Sara July 15, 2010 at 13:58

Went here last weekend and had the absolute worst restaurant experience I’ve ever had. After sitting down, we were handed two menus and told we could order anything we wanted. Ten minutes later, our waitress returned and told us the kitchen was closed so we could only order off the smaller menu, which included drinks and premade foods and breads. We decided to stay and have a few drinks, a bollito (bread stuffed with veggies), and a brownie. The waitress brought us lemonade instead of the blueberry juice (jugo de arandanos) we had ordered, but after we asked if the yellow drink was blueberry juice she took it back and brought a different drink out. Instead of being delicious blueberry juice though, the drink was clearly at least 80% overpriced seltzer water with a drop or two of blueberry juice. The brownie was also not made of chocolate (as they have been at every other Argentine restaurant I’ve ever been to), but was more like a lemon bar. We were still hungry, so we ordered another bollito. The waitress returned after 5 minutes to tell us there weren’t any more bollitos but that we could order anything else. We ordered a croqueta, which was supposedly nearly the same thing. 15 minutes later, our waitress returned to our table with a soy milenasa sandwich and told us they were out of croquetas but that she would charge us the same price. Even though that was nice enough of her, she really should have asked us if we wanted the sandwich before serving it to us because neither of us would have wanted it. When the waitress brought the check, she charged us twice as much for the bollito and the sandwhich compared to what the price on the menu said. The owner argued that the menu was outdated and refused to honor the prices listed on the menu. It was absolutely ridiculous. The bread was good, and we had intended to buy a loaf or two, but after such a terrible experience we weren’t willing to support them in any other way. We wanted to go back to give them another chance, but really after such a terrible experience, we’ll never be going back.

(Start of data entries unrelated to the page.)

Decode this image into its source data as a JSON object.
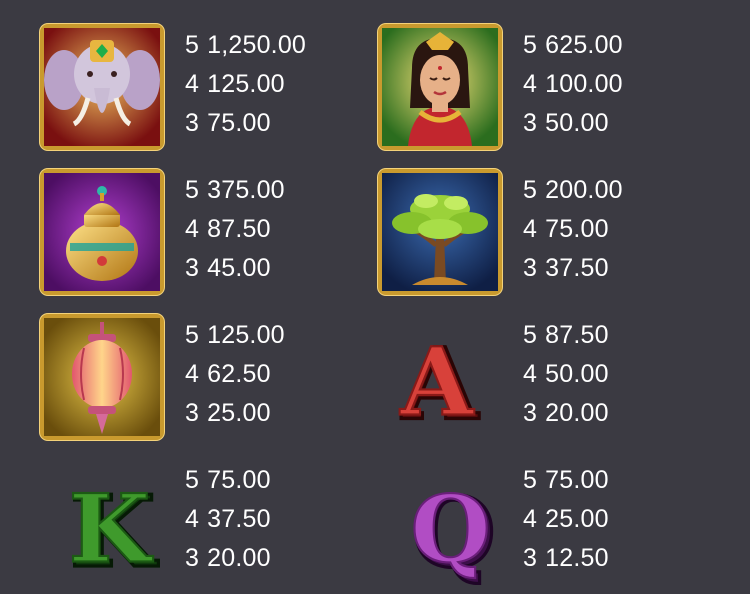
{
  "symbols": [
    {
      "icon": "elephant-icon",
      "payouts": [
        {
          "count": "5",
          "value": "1,250.00"
        },
        {
          "count": "4",
          "value": "125.00"
        },
        {
          "count": "3",
          "value": "75.00"
        }
      ]
    },
    {
      "icon": "princess-icon",
      "payouts": [
        {
          "count": "5",
          "value": "625.00"
        },
        {
          "count": "4",
          "value": "100.00"
        },
        {
          "count": "3",
          "value": "50.00"
        }
      ]
    },
    {
      "icon": "golden-pot-icon",
      "payouts": [
        {
          "count": "5",
          "value": "375.00"
        },
        {
          "count": "4",
          "value": "87.50"
        },
        {
          "count": "3",
          "value": "45.00"
        }
      ]
    },
    {
      "icon": "tree-icon",
      "payouts": [
        {
          "count": "5",
          "value": "200.00"
        },
        {
          "count": "4",
          "value": "75.00"
        },
        {
          "count": "3",
          "value": "37.50"
        }
      ]
    },
    {
      "icon": "lantern-icon",
      "payouts": [
        {
          "count": "5",
          "value": "125.00"
        },
        {
          "count": "4",
          "value": "62.50"
        },
        {
          "count": "3",
          "value": "25.00"
        }
      ]
    },
    {
      "icon": "letter-a-icon",
      "letter": "A",
      "color": "#d8413a",
      "payouts": [
        {
          "count": "5",
          "value": "87.50"
        },
        {
          "count": "4",
          "value": "50.00"
        },
        {
          "count": "3",
          "value": "20.00"
        }
      ]
    },
    {
      "icon": "letter-k-icon",
      "letter": "K",
      "color": "#3f9a2c",
      "payouts": [
        {
          "count": "5",
          "value": "75.00"
        },
        {
          "count": "4",
          "value": "37.50"
        },
        {
          "count": "3",
          "value": "20.00"
        }
      ]
    },
    {
      "icon": "letter-q-icon",
      "letter": "Q",
      "color": "#b14dc4",
      "payouts": [
        {
          "count": "5",
          "value": "75.00"
        },
        {
          "count": "4",
          "value": "25.00"
        },
        {
          "count": "3",
          "value": "12.50"
        }
      ]
    }
  ],
  "colors": {
    "background": "#3b3a42",
    "frame_gold": "#c99a2e",
    "text": "#ffffff"
  }
}
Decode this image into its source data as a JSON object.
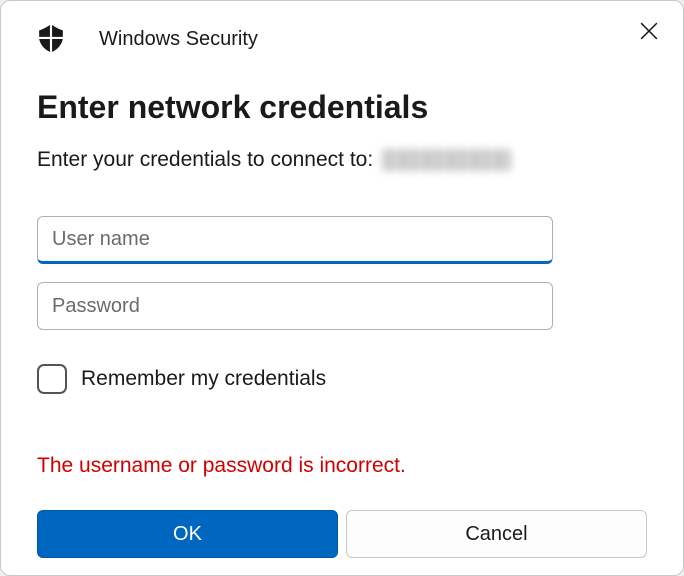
{
  "titlebar": {
    "app_name": "Windows Security"
  },
  "dialog": {
    "heading": "Enter network credentials",
    "prompt_prefix": "Enter your credentials to connect to:"
  },
  "fields": {
    "username_placeholder": "User name",
    "username_value": "",
    "password_placeholder": "Password",
    "password_value": ""
  },
  "remember": {
    "label": "Remember my credentials",
    "checked": false
  },
  "error": {
    "message": "The username or password is incorrect."
  },
  "buttons": {
    "ok": "OK",
    "cancel": "Cancel"
  }
}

dan July 15, 2010 at 14:20

Sara – sorry to hear you had such a bad experience there. Obviously my review is four years old and much may have changed – though even then we had strange service with some things available and others not – though we did quite like the food that we had. And, of course, four years ago prices were next to nothing, I’m sure, by comparison to today’s (probably about a third of what they are now if they’re like most restaurants in town). It also may still apply, the quote from the owner at the time we went that he doesn’t consider the place to be a restaurant, but that he’s opening up his personal kitchen to the public. Who knows? It wasn’t memorable enough for me to have trekked back out there during the last four years – and it’s probably been about that long since anyone mentioned the place to me – didn’t even know it was still open.